A previous study showed that higher discharge heart rates were associated with increased risks of death and heart failure re-admission, especially during the first 30 days after discharge.8 Our study did not show any correlation between single discharge heart rate measurements and adverse outcomes. In addition to single discharge heart rate measurements, we analyzed the trajectory pattern of heart rate, which combined discharge heart rate with 6-month and 12-month post-discharge heart rate measurements. Compared with single discharge heart rate measurements, the trajectory patterns of the combined heart rate measurements during 1 year showed significant associations with all-cause mortality after discharge. This finding showed that the trajectories were more sensitive predictors, especially for all-cause mortality. The patients discharged with higher heart rates and lacking early heart rate control leading to heart rate increases within 5-6 months had worse adverse outcomes compared to those discharged with lower heart rates and stable heart rates. Higher discharge heart rates and increasing heart rates are more likely to reflect a poor in-hospital treatment program, advanced status of heart failure, inadequate medical control before discharge, or poor compliance with medical control, all of which can lead to early death.16-20

Although measuring the heart rate is convenient and inexpensive, heart rate is an underrated vital sign parameter. Many acute heart failure patients are discharged from hospital without appropriate heart rate control,17,18 and this has been correlated with the suboptimal practice of guideline-directed therapy and a high heart failure re-hospitalization rate.19-22

Although the external validity of our study was not tested, our results highlight the possible benefits of investigating heart rate not only using a single-point measurement but also using trajectory patterns. Moreover, this study demonstrated the utility of repeated heart rate measurements through the use of heart rate trajectory patterns. Considering our heart rate trajectory pattern findings, both maintaining a discharge heart rate lower than 90 bpm and also controlling the heart rate within 5-6 months appear to be important to avoid adverse outcomes of heart failure.

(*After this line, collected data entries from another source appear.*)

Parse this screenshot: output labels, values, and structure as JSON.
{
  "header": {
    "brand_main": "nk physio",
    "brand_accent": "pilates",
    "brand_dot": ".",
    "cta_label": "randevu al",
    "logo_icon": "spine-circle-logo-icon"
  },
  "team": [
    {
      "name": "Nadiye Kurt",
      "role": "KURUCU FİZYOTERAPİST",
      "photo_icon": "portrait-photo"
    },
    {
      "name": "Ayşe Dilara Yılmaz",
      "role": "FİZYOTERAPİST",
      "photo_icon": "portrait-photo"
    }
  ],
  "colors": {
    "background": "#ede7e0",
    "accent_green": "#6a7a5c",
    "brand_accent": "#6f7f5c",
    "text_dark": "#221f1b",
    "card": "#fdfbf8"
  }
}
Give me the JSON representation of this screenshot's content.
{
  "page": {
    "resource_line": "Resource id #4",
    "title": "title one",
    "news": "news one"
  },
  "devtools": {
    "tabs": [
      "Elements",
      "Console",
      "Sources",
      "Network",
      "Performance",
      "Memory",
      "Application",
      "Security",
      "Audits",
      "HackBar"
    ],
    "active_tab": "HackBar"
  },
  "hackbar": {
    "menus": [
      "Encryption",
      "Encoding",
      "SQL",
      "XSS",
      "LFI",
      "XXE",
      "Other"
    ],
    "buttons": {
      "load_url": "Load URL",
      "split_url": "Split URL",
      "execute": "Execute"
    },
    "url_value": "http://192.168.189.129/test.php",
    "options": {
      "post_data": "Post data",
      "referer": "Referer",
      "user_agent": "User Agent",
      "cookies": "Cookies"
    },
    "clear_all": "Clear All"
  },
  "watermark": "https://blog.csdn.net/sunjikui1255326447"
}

This study has several limitations. First, heart rate data were not completely based on electrocardiography, especially the admission heart rate data. Some of these data were based on physical examinations performed in the emergency department. Second, heart rate measurements were not completely based on sinus rhythm. We did not exclude patients with atrial fibrillation or pacemaker rhythm because of the limited number of participants. The effects of heart rate on outcomes may vary for patients with sinus rhythm and atrial fibrillation. Third, some new heart failure medications such as ivabradine or valsartan/sacubitril were not available when the trial was ongoing. These medications comprise the current standard guideline-directed medical therapy for heart failure patients and have been shown to have a close relationship with outcomes.23,24 Fourth, some important confounders were not adjusted and may have biased our results. These residual confounders included the severity of coronary artery diseases, results of revascularization, physical activity, diet, thyroid function, alcohol consumption, and pregnancy.25,26 In addition, several cofounders would vary with time, but we did not adjust them accordingly. Finally, we recognize that those with just one heart rate measurement would bias the results of trajectories and would be a major limitation. However, due to the limited number of patients, we did not exclude these participants. Further studies with more participants and repeated heart rate measurement are required to prove the validity of heart rate trajectories.

CONCLUSIONS

This study demonstrated the importance of identifying specific trajectory patterns of heart rate and elucidated their associations with all-cause mortality for acute heart failure patients. Our results suggest that those with a higher discharge heart rate (> 90 bpm) combined with an increasing trend in the following 6 months that then gradually decreased had a higher all-cause mortality rate than those with a lower discharge heart rate (< 80 bpm) combined with a stable heart rate pattern.

CONFLICT OF INTEREST

All the authors declare no conflict of interest.